Differential methylation of the homologous chromosomes, a well-known mechanism leading to genomic imprinting and X-chromosome inactivation, is widely reported at the non-imprinted regions on autosomes. To evaluate the transgenerational DNA methylation patterns in human, we analyzed the DNA methylomes of somatic and germ cells in a four-generation family. We found that allelic asymmetry of DNA methylation was pervasive at the non-imprinted loci and was likely regulated by cis -acting genetic variants.
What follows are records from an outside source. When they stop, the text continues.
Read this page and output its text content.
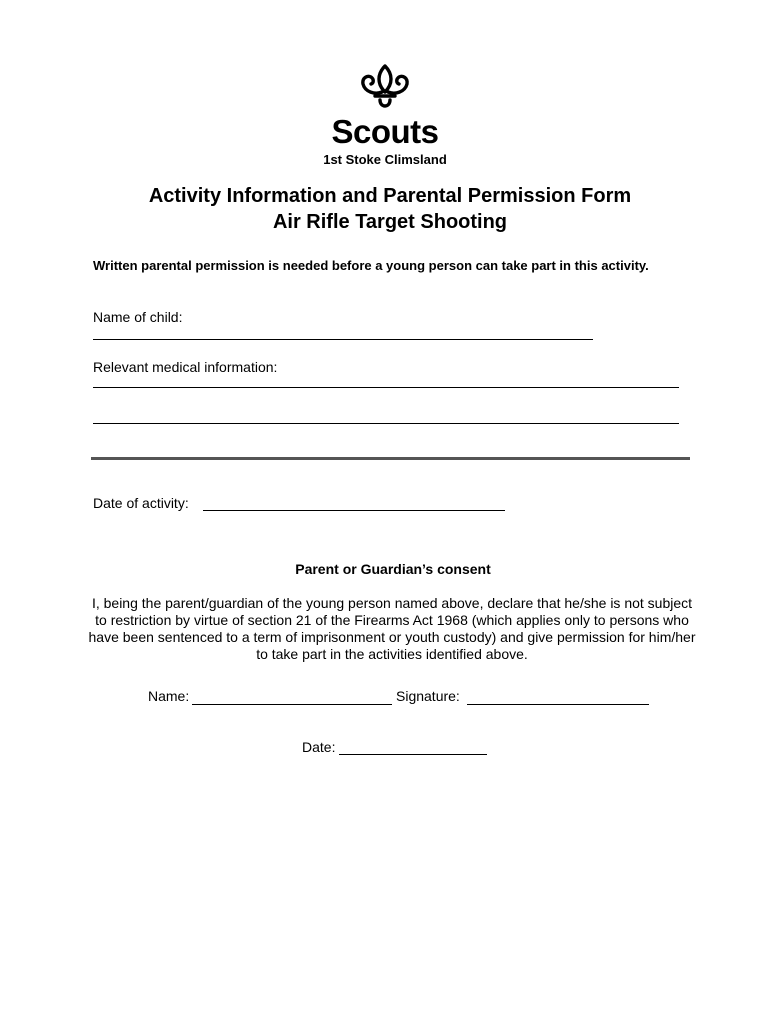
Scouts
1st Stoke Climsland
Activity Information and Parental Permission Form
Air Rifle Target Shooting
Written parental permission is needed before a young person can take part in this activity.
Name of child:
Relevant medical information:
Date of activity:
Parent or Guardian’s consent
I, being the parent/guardian of the young person named above, declare that he/she is not subject to restriction by virtue of section 21 of the Firearms Act 1968 (which applies only to persons who have been sentenced to a term of imprisonment or youth custody) and give permission for him/her to take part in the activities identified above.
Name:	Signature:
Date:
We also observed that the allelic methylation patterns for the vast majority of the cis -regulated loci were shared between the somatic and germ cells from the same individual. These results demonstrated the interaction between genetic and epigenetic variations and suggested the possibility of widespread sequence-dependent transmission of DNA methylation during spermatogenesis.